The other point of view is third person, telling the story of Fusang in its own time, sometimes shifting to the lives of others, particularly Chris, the white teenager who quietly worships Fusang's beauty, whose life changes because of her. The other central character is Fusang's Chinese warlord-like kidnapper. Both men love Fusang, and to some extent hate her, in their own warped ways. Fusang, in turn, has special feelings for both men--as distinguished from the hordes of undifferentiated men who want to sleep with her, whose names she's incapable of remembering.

Whether she's describing a battle between Chinese clans (of which Fusang is the indirect cause) or the culture shock and isolation experienced by Chinese immigrants past and present, Geling writes with a fluid grace. Geling avoids sympathetic language, yet her stark portrayal of Fusang's plight is incredibly moving. Still, Geling paints Fusang as largely unaffected by pain or trauma. Fusang may just be simple-minded, but she evinces a knowingness that the other slave girls lack. She understands how to steal pleasure from pain, how to find freedom in enslavement. Unlike the other prostitutes, she's content with a diet of fish heads. There is something zen-like about her simplicity.
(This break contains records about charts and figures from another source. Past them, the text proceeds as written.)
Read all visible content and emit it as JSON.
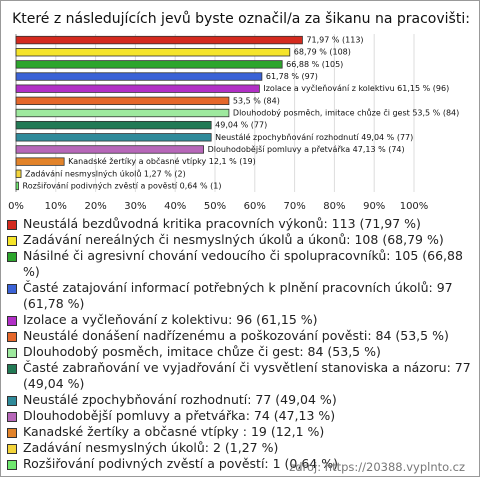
{
  "chart_data": {
    "type": "bar",
    "orientation": "horizontal",
    "title": "Které z následujících jevů byste označil/a za šikanu na pracovišti:",
    "categories": [
      "Neustálá bezdůvodná kritika pracovních výkonů: 113 (71,97 %)",
      "Zadávání nereálných či nesmyslných úkolů a úkonů: 108 (68,79 %)",
      "Násilné či agresivní chování vedoucího či spolupracovníků: 105 (66,88 %)",
      "Časté zatajování informací potřebných k plnění pracovních úkolů: 97 (61,78 %)",
      "Izolace a vyčleňování z kolektivu: 96 (61,15 %)",
      "Neustálé donášení nadřízenému a poškozování pověsti: 84 (53,5 %)",
      "Dlouhodobý posměch, imitace chůze či gest: 84 (53,5 %)",
      "Časté zabraňování ve vyjadřování či vysvětlení stanoviska a názoru: 77 (49,04 %)",
      "Neustálé zpochybňování rozhodnutí: 77 (49,04 %)",
      "Dlouhodobější pomluvy a přetvářka: 74 (47,13 %)",
      "Kanadské žertíky a občasné vtípky : 19 (12,1 %)",
      "Zadávání nesmyslných úkolů: 2 (1,27 %)",
      "Rozšiřování podivných zvěstí a pověstí: 1 (0,64 %)"
    ],
    "values": [
      71.97,
      68.79,
      66.88,
      61.78,
      61.15,
      53.5,
      53.5,
      49.04,
      49.04,
      47.13,
      12.1,
      1.27,
      0.64
    ],
    "value_labels": [
      "71,97 % (113)",
      "68,79 % (108)",
      "66,88 % (105)",
      "61,78 % (97)",
      "Izolace a vyčleňování z kolektivu 61,15 % (96)",
      "53,5 % (84)",
      "Dlouhodobý posměch, imitace chůze či gest 53,5 % (84)",
      "49,04 % (77)",
      "Neustálé zpochybňování rozhodnutí 49,04 % (77)",
      "Dlouhodobější pomluvy a přetvářka 47,13 % (74)",
      "Kanadské žertíky a občasné vtípky   12,1 % (19)",
      "Zadávání nesmyslných úkolů 1,27 % (2)",
      "Rozšiřování podivných zvěstí a pověstí 0,64 % (1)"
    ],
    "colors": [
      "#d42a1e",
      "#f5e42a",
      "#2da52d",
      "#3b62d6",
      "#b12fc6",
      "#e5672a",
      "#9ee99e",
      "#227a55",
      "#2f8a9a",
      "#b767b9",
      "#e2832a",
      "#f3d43a",
      "#6fe86f"
    ],
    "xlim": [
      0,
      100
    ],
    "xticks": [
      {
        "value": 0,
        "label": "0%"
      },
      {
        "value": 10,
        "label": "10%"
      },
      {
        "value": 20,
        "label": "20%"
      },
      {
        "value": 30,
        "label": "30%"
      },
      {
        "value": 40,
        "label": "40%"
      },
      {
        "value": 50,
        "label": "50%"
      },
      {
        "value": 60,
        "label": "60%"
      },
      {
        "value": 70,
        "label": "70%"
      },
      {
        "value": 80,
        "label": "80%"
      },
      {
        "value": 90,
        "label": "90%"
      },
      {
        "value": 100,
        "label": "100%"
      }
    ],
    "source": "zdroj: https://20388.vyplnto.cz"
  }
}
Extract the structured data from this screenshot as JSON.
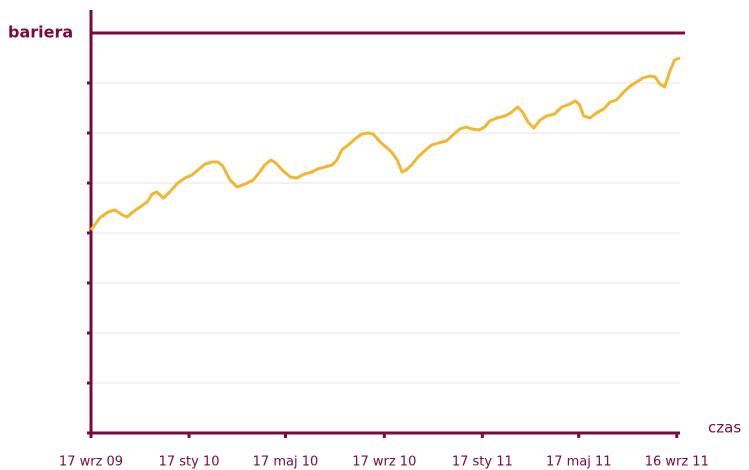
{
  "chart_data": {
    "type": "line",
    "xlabel": "czas",
    "barrier": {
      "value": 8,
      "label": "bariera"
    },
    "x": [
      0,
      11,
      21,
      30,
      39,
      45,
      52,
      61,
      70,
      76,
      82,
      90,
      98,
      108,
      117,
      126,
      133,
      142,
      151,
      158,
      164,
      173,
      182,
      192,
      202,
      210,
      216,
      224,
      230,
      238,
      248,
      256,
      266,
      275,
      282,
      291,
      300,
      306,
      312,
      322,
      330,
      337,
      345,
      351,
      360,
      367,
      374,
      381,
      387,
      392,
      399,
      407,
      415,
      424,
      432,
      442,
      449,
      459,
      467,
      474,
      483,
      490,
      496,
      505,
      515,
      522,
      531,
      537,
      544,
      551,
      559,
      567,
      577,
      586,
      596,
      603,
      608,
      613,
      621,
      629,
      638,
      646,
      654,
      663,
      671,
      679,
      687,
      695,
      702,
      708,
      714,
      720,
      726,
      733
    ],
    "series": [
      {
        "name": null,
        "color": "#f0b830",
        "values": [
          4.06,
          4.3,
          4.42,
          4.46,
          4.36,
          4.32,
          4.42,
          4.52,
          4.62,
          4.78,
          4.82,
          4.7,
          4.82,
          5.0,
          5.1,
          5.16,
          5.26,
          5.38,
          5.42,
          5.42,
          5.34,
          5.06,
          4.92,
          4.98,
          5.06,
          5.22,
          5.36,
          5.46,
          5.4,
          5.26,
          5.12,
          5.1,
          5.18,
          5.22,
          5.28,
          5.32,
          5.36,
          5.46,
          5.66,
          5.78,
          5.9,
          5.98,
          6.0,
          5.98,
          5.82,
          5.72,
          5.62,
          5.46,
          5.22,
          5.26,
          5.36,
          5.52,
          5.64,
          5.76,
          5.8,
          5.84,
          5.94,
          6.08,
          6.12,
          6.08,
          6.06,
          6.12,
          6.24,
          6.3,
          6.34,
          6.4,
          6.52,
          6.42,
          6.22,
          6.1,
          6.26,
          6.34,
          6.38,
          6.52,
          6.58,
          6.64,
          6.56,
          6.34,
          6.3,
          6.4,
          6.48,
          6.62,
          6.66,
          6.82,
          6.94,
          7.02,
          7.1,
          7.14,
          7.12,
          6.98,
          6.92,
          7.22,
          7.46,
          7.5
        ]
      }
    ],
    "xlim": [
      0,
      733
    ],
    "xticks": [
      {
        "value": 0,
        "label": "17 wrz 09"
      },
      {
        "value": 122,
        "label": "17 sty 10"
      },
      {
        "value": 242,
        "label": "17 maj 10"
      },
      {
        "value": 365,
        "label": "17 wrz 10"
      },
      {
        "value": 487,
        "label": "17 sty 11"
      },
      {
        "value": 607,
        "label": "17 maj 11"
      },
      {
        "value": 729,
        "label": "16 wrz 11"
      }
    ],
    "ylim": [
      0,
      8
    ],
    "yticks": [
      0,
      1,
      2,
      3,
      4,
      5,
      6,
      7
    ],
    "ytick_labels": false,
    "grid": true,
    "axis_color": "#7a0a3c"
  }
}
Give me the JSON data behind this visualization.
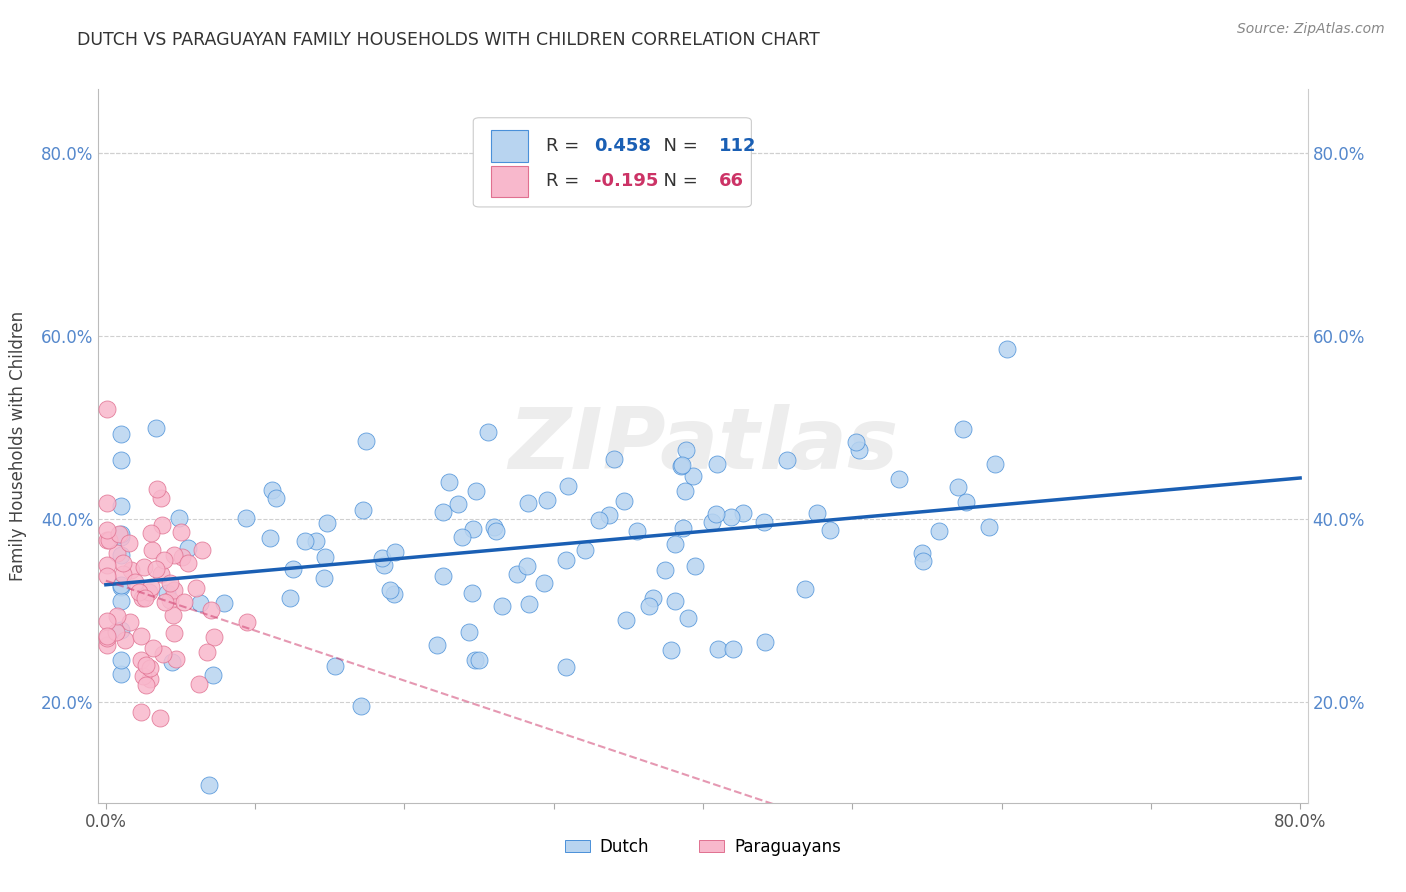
{
  "title": "DUTCH VS PARAGUAYAN FAMILY HOUSEHOLDS WITH CHILDREN CORRELATION CHART",
  "source": "Source: ZipAtlas.com",
  "ylabel": "Family Households with Children",
  "xlim": [
    -0.005,
    0.805
  ],
  "ylim": [
    0.09,
    0.87
  ],
  "yticks": [
    0.2,
    0.4,
    0.6,
    0.8
  ],
  "ytick_labels": [
    "20.0%",
    "40.0%",
    "60.0%",
    "80.0%"
  ],
  "xticks": [
    0.0,
    0.1,
    0.2,
    0.3,
    0.4,
    0.5,
    0.6,
    0.7,
    0.8
  ],
  "xtick_labels": [
    "0.0%",
    "",
    "",
    "",
    "",
    "",
    "",
    "",
    "80.0%"
  ],
  "dutch_R": 0.458,
  "dutch_N": 112,
  "paraguayan_R": -0.195,
  "paraguayan_N": 66,
  "dutch_color": "#b8d4f0",
  "dutch_edge_color": "#4a90d9",
  "dutch_line_color": "#1a5fb4",
  "paraguayan_color": "#f8b8cc",
  "paraguayan_edge_color": "#e07090",
  "paraguayan_line_color": "#cc3366",
  "watermark": "ZIPatlas",
  "grid_color": "#d0d0d0",
  "title_color": "#333333",
  "source_color": "#888888",
  "tick_color": "#5588cc"
}
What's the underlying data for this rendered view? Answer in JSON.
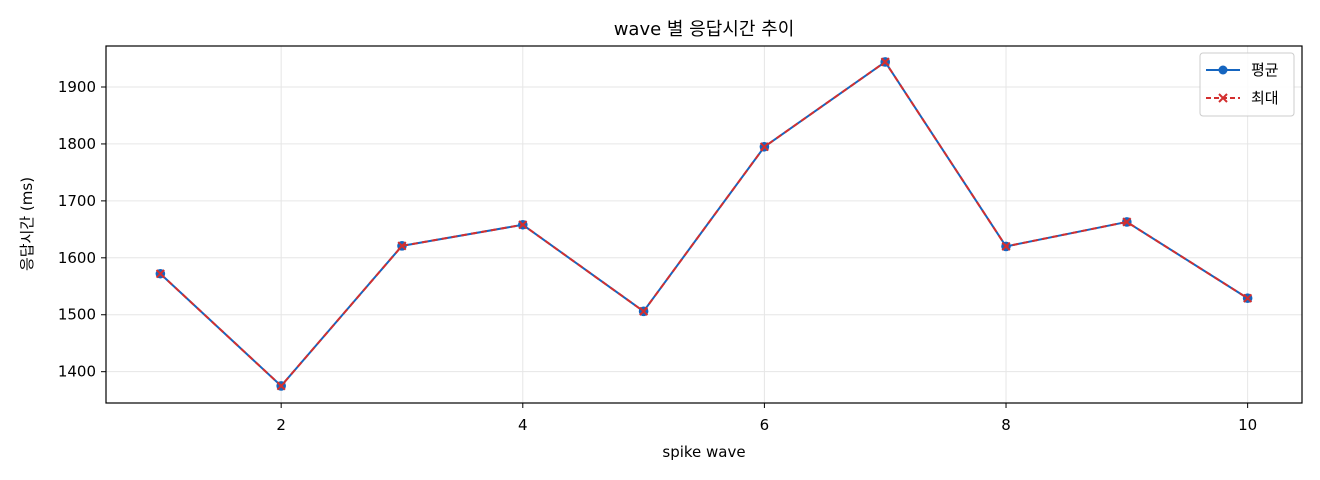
{
  "chart_data": {
    "type": "line",
    "title": "wave 별 응답시간 추이",
    "xlabel": "spike wave",
    "ylabel": "응답시간 (ms)",
    "x": [
      1,
      2,
      3,
      4,
      5,
      6,
      7,
      8,
      9,
      10
    ],
    "xlim": [
      0.55,
      10.45
    ],
    "ylim": [
      1345,
      1972
    ],
    "xticks": [
      2,
      4,
      6,
      8,
      10
    ],
    "yticks": [
      1400,
      1500,
      1600,
      1700,
      1800,
      1900
    ],
    "grid": true,
    "legend_position": "top-right",
    "series": [
      {
        "name": "평균",
        "values": [
          1572,
          1375,
          1621,
          1658,
          1506,
          1795,
          1944,
          1620,
          1663,
          1529
        ],
        "color": "#1565c0",
        "line_style": "solid",
        "marker": "circle"
      },
      {
        "name": "최대",
        "values": [
          1572,
          1375,
          1621,
          1658,
          1506,
          1795,
          1944,
          1620,
          1663,
          1529
        ],
        "color": "#d32f2f",
        "line_style": "dashed",
        "marker": "x"
      }
    ]
  }
}
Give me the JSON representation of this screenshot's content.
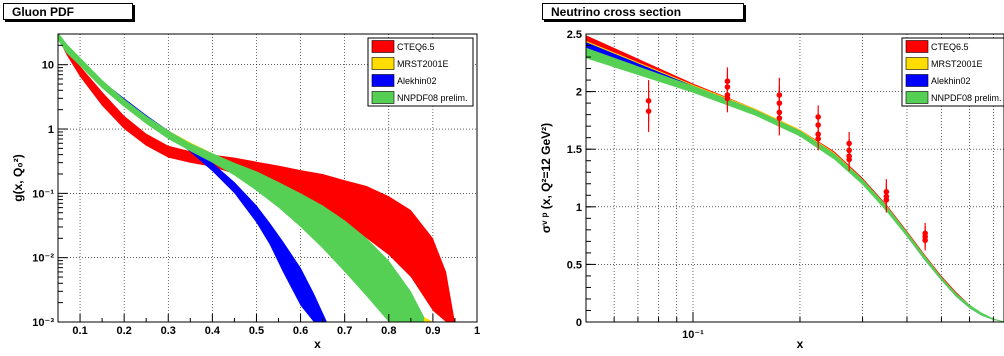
{
  "chart_data": [
    {
      "type": "area",
      "title": "Gluon PDF",
      "xlabel": "x",
      "ylabel": "g(x, Q₀²)",
      "xlim": [
        0.05,
        1.0
      ],
      "ylim": [
        0.001,
        30
      ],
      "yscale": "log",
      "grid": true,
      "legend_position": "top-right",
      "x_tick_labels": [
        "0.1",
        "0.2",
        "0.3",
        "0.4",
        "0.5",
        "0.6",
        "0.7",
        "0.8",
        "0.9",
        "1"
      ],
      "y_tick_labels": [
        "10⁻³",
        "10⁻²",
        "10⁻¹",
        "1",
        "10"
      ],
      "series": [
        {
          "name": "CTEQ6.5",
          "color": "#ff0000",
          "x": [
            0.05,
            0.07,
            0.1,
            0.15,
            0.2,
            0.25,
            0.3,
            0.35,
            0.4,
            0.45,
            0.5,
            0.55,
            0.6,
            0.65,
            0.7,
            0.75,
            0.8,
            0.85,
            0.9,
            0.93,
            0.95
          ],
          "upper": [
            28,
            18,
            9.5,
            3.8,
            1.6,
            0.85,
            0.55,
            0.45,
            0.4,
            0.36,
            0.31,
            0.27,
            0.23,
            0.2,
            0.16,
            0.13,
            0.09,
            0.055,
            0.02,
            0.006,
            0.001
          ],
          "lower": [
            26,
            14,
            6.5,
            2.3,
            1.0,
            0.55,
            0.36,
            0.3,
            0.26,
            0.2,
            0.14,
            0.1,
            0.07,
            0.05,
            0.033,
            0.02,
            0.011,
            0.005,
            0.0015,
            0.001,
            0.001
          ]
        },
        {
          "name": "MRST2001E",
          "color": "#ffdd00",
          "x": [
            0.05,
            0.07,
            0.1,
            0.15,
            0.2,
            0.25,
            0.3,
            0.35,
            0.4,
            0.45,
            0.5,
            0.55,
            0.6,
            0.65,
            0.7,
            0.75,
            0.8,
            0.85,
            0.88,
            0.9
          ],
          "upper": [
            30,
            20,
            11,
            5,
            2.6,
            1.5,
            0.95,
            0.62,
            0.42,
            0.28,
            0.18,
            0.11,
            0.065,
            0.037,
            0.02,
            0.01,
            0.0045,
            0.002,
            0.0012,
            0.001
          ],
          "lower": [
            28,
            18,
            10,
            4.6,
            2.4,
            1.35,
            0.85,
            0.55,
            0.36,
            0.23,
            0.14,
            0.085,
            0.048,
            0.026,
            0.013,
            0.006,
            0.0025,
            0.0012,
            0.001,
            0.001
          ]
        },
        {
          "name": "Alekhin02",
          "color": "#0000ff",
          "x": [
            0.05,
            0.07,
            0.1,
            0.15,
            0.2,
            0.25,
            0.3,
            0.35,
            0.4,
            0.45,
            0.5,
            0.53,
            0.56,
            0.6,
            0.63,
            0.66
          ],
          "upper": [
            28,
            19,
            11.5,
            5.6,
            3.0,
            1.65,
            0.95,
            0.55,
            0.3,
            0.15,
            0.065,
            0.035,
            0.018,
            0.007,
            0.0028,
            0.001
          ],
          "lower": [
            27,
            18,
            11,
            5.2,
            2.7,
            1.45,
            0.8,
            0.44,
            0.22,
            0.1,
            0.035,
            0.016,
            0.006,
            0.0018,
            0.001,
            0.001
          ]
        },
        {
          "name": "NNPDF08 prelim.",
          "color": "#55d055",
          "x": [
            0.05,
            0.07,
            0.1,
            0.15,
            0.2,
            0.25,
            0.3,
            0.35,
            0.4,
            0.45,
            0.5,
            0.55,
            0.6,
            0.65,
            0.7,
            0.75,
            0.8,
            0.85,
            0.88
          ],
          "upper": [
            32,
            21,
            13,
            5.8,
            2.9,
            1.6,
            0.95,
            0.6,
            0.42,
            0.3,
            0.22,
            0.15,
            0.1,
            0.065,
            0.038,
            0.02,
            0.009,
            0.003,
            0.0012
          ],
          "lower": [
            24,
            15,
            9.5,
            4.3,
            2.2,
            1.2,
            0.7,
            0.45,
            0.3,
            0.19,
            0.11,
            0.06,
            0.03,
            0.014,
            0.006,
            0.0025,
            0.001,
            0.001,
            0.001
          ]
        }
      ]
    },
    {
      "type": "line",
      "title": "Neutrino cross section",
      "xlabel": "x",
      "ylabel": "σᵛ ᵖ (x, Q²=12 GeV²)",
      "xlim": [
        0.05,
        0.75
      ],
      "ylim": [
        0,
        2.5
      ],
      "xscale": "log",
      "grid": true,
      "legend_position": "top-right",
      "x_tick_labels": [
        "10⁻¹"
      ],
      "y_tick_labels": [
        "0",
        "0.5",
        "1",
        "1.5",
        "2",
        "2.5"
      ],
      "series": [
        {
          "name": "CTEQ6.5",
          "color": "#ff0000",
          "x": [
            0.05,
            0.1,
            0.15,
            0.2,
            0.25,
            0.3,
            0.35,
            0.4,
            0.45,
            0.5,
            0.55,
            0.6,
            0.65,
            0.7,
            0.75
          ],
          "upper": [
            2.49,
            2.07,
            1.85,
            1.67,
            1.48,
            1.25,
            1.02,
            0.79,
            0.58,
            0.4,
            0.26,
            0.15,
            0.07,
            0.025,
            0.0
          ],
          "lower": [
            2.4,
            2.03,
            1.81,
            1.63,
            1.44,
            1.21,
            0.98,
            0.75,
            0.55,
            0.37,
            0.23,
            0.13,
            0.06,
            0.02,
            0.0
          ]
        },
        {
          "name": "MRST2001E",
          "color": "#ffdd00",
          "x": [
            0.05,
            0.1,
            0.15,
            0.2,
            0.25,
            0.3,
            0.35,
            0.4,
            0.45,
            0.5,
            0.55,
            0.6,
            0.65,
            0.7,
            0.75
          ],
          "upper": [
            2.44,
            2.06,
            1.85,
            1.67,
            1.47,
            1.24,
            1.01,
            0.78,
            0.57,
            0.39,
            0.25,
            0.14,
            0.07,
            0.025,
            0.0
          ],
          "lower": [
            2.39,
            2.03,
            1.82,
            1.64,
            1.44,
            1.21,
            0.98,
            0.75,
            0.55,
            0.37,
            0.23,
            0.13,
            0.06,
            0.02,
            0.0
          ]
        },
        {
          "name": "Alekhin02",
          "color": "#0000ff",
          "x": [
            0.05,
            0.1,
            0.15,
            0.2,
            0.25,
            0.3,
            0.35,
            0.4,
            0.45,
            0.5,
            0.55,
            0.6,
            0.65,
            0.7,
            0.75
          ],
          "upper": [
            2.43,
            2.05,
            1.84,
            1.66,
            1.46,
            1.23,
            1.0,
            0.77,
            0.56,
            0.38,
            0.24,
            0.13,
            0.06,
            0.02,
            0.0
          ],
          "lower": [
            2.38,
            2.02,
            1.81,
            1.63,
            1.43,
            1.2,
            0.97,
            0.74,
            0.53,
            0.36,
            0.22,
            0.12,
            0.055,
            0.018,
            0.0
          ]
        },
        {
          "name": "NNPDF08 prelim.",
          "color": "#55d055",
          "x": [
            0.05,
            0.1,
            0.15,
            0.2,
            0.25,
            0.3,
            0.35,
            0.4,
            0.45,
            0.5,
            0.55,
            0.6,
            0.65,
            0.7,
            0.75
          ],
          "upper": [
            2.38,
            2.05,
            1.84,
            1.66,
            1.46,
            1.24,
            1.01,
            0.78,
            0.57,
            0.39,
            0.25,
            0.15,
            0.08,
            0.03,
            0.005
          ],
          "lower": [
            2.29,
            1.99,
            1.79,
            1.61,
            1.41,
            1.19,
            0.96,
            0.74,
            0.53,
            0.36,
            0.22,
            0.12,
            0.055,
            0.018,
            0.0
          ]
        }
      ],
      "data_points": {
        "color": "#ff0000",
        "points": [
          {
            "x": 0.075,
            "y": 1.92,
            "err": 0.18
          },
          {
            "x": 0.075,
            "y": 1.83,
            "err": 0.18
          },
          {
            "x": 0.125,
            "y": 2.09,
            "err": 0.12
          },
          {
            "x": 0.125,
            "y": 2.04,
            "err": 0.12
          },
          {
            "x": 0.125,
            "y": 1.97,
            "err": 0.12
          },
          {
            "x": 0.125,
            "y": 1.94,
            "err": 0.12
          },
          {
            "x": 0.175,
            "y": 1.97,
            "err": 0.15
          },
          {
            "x": 0.175,
            "y": 1.9,
            "err": 0.15
          },
          {
            "x": 0.175,
            "y": 1.82,
            "err": 0.15
          },
          {
            "x": 0.175,
            "y": 1.77,
            "err": 0.15
          },
          {
            "x": 0.225,
            "y": 1.78,
            "err": 0.1
          },
          {
            "x": 0.225,
            "y": 1.71,
            "err": 0.1
          },
          {
            "x": 0.225,
            "y": 1.63,
            "err": 0.1
          },
          {
            "x": 0.225,
            "y": 1.59,
            "err": 0.1
          },
          {
            "x": 0.275,
            "y": 1.55,
            "err": 0.1
          },
          {
            "x": 0.275,
            "y": 1.49,
            "err": 0.1
          },
          {
            "x": 0.275,
            "y": 1.44,
            "err": 0.1
          },
          {
            "x": 0.275,
            "y": 1.41,
            "err": 0.1
          },
          {
            "x": 0.35,
            "y": 1.13,
            "err": 0.11
          },
          {
            "x": 0.35,
            "y": 1.09,
            "err": 0.11
          },
          {
            "x": 0.35,
            "y": 1.06,
            "err": 0.11
          },
          {
            "x": 0.45,
            "y": 0.77,
            "err": 0.09
          },
          {
            "x": 0.45,
            "y": 0.74,
            "err": 0.09
          },
          {
            "x": 0.45,
            "y": 0.71,
            "err": 0.09
          }
        ]
      }
    }
  ]
}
Geling writes powerfully about race riots in San Francisco more than a century ago and about present day skinheads who profess their racial hatred on talk shows. She writes about rape and redemption. This short but wide-ranging novel is filled with tension and ugliness while maintaining a soft, quiet tone, but it is also filled with hope and beauty. It is a stunning performance. The Lost Daughter of Happiness deserves a much larger audience.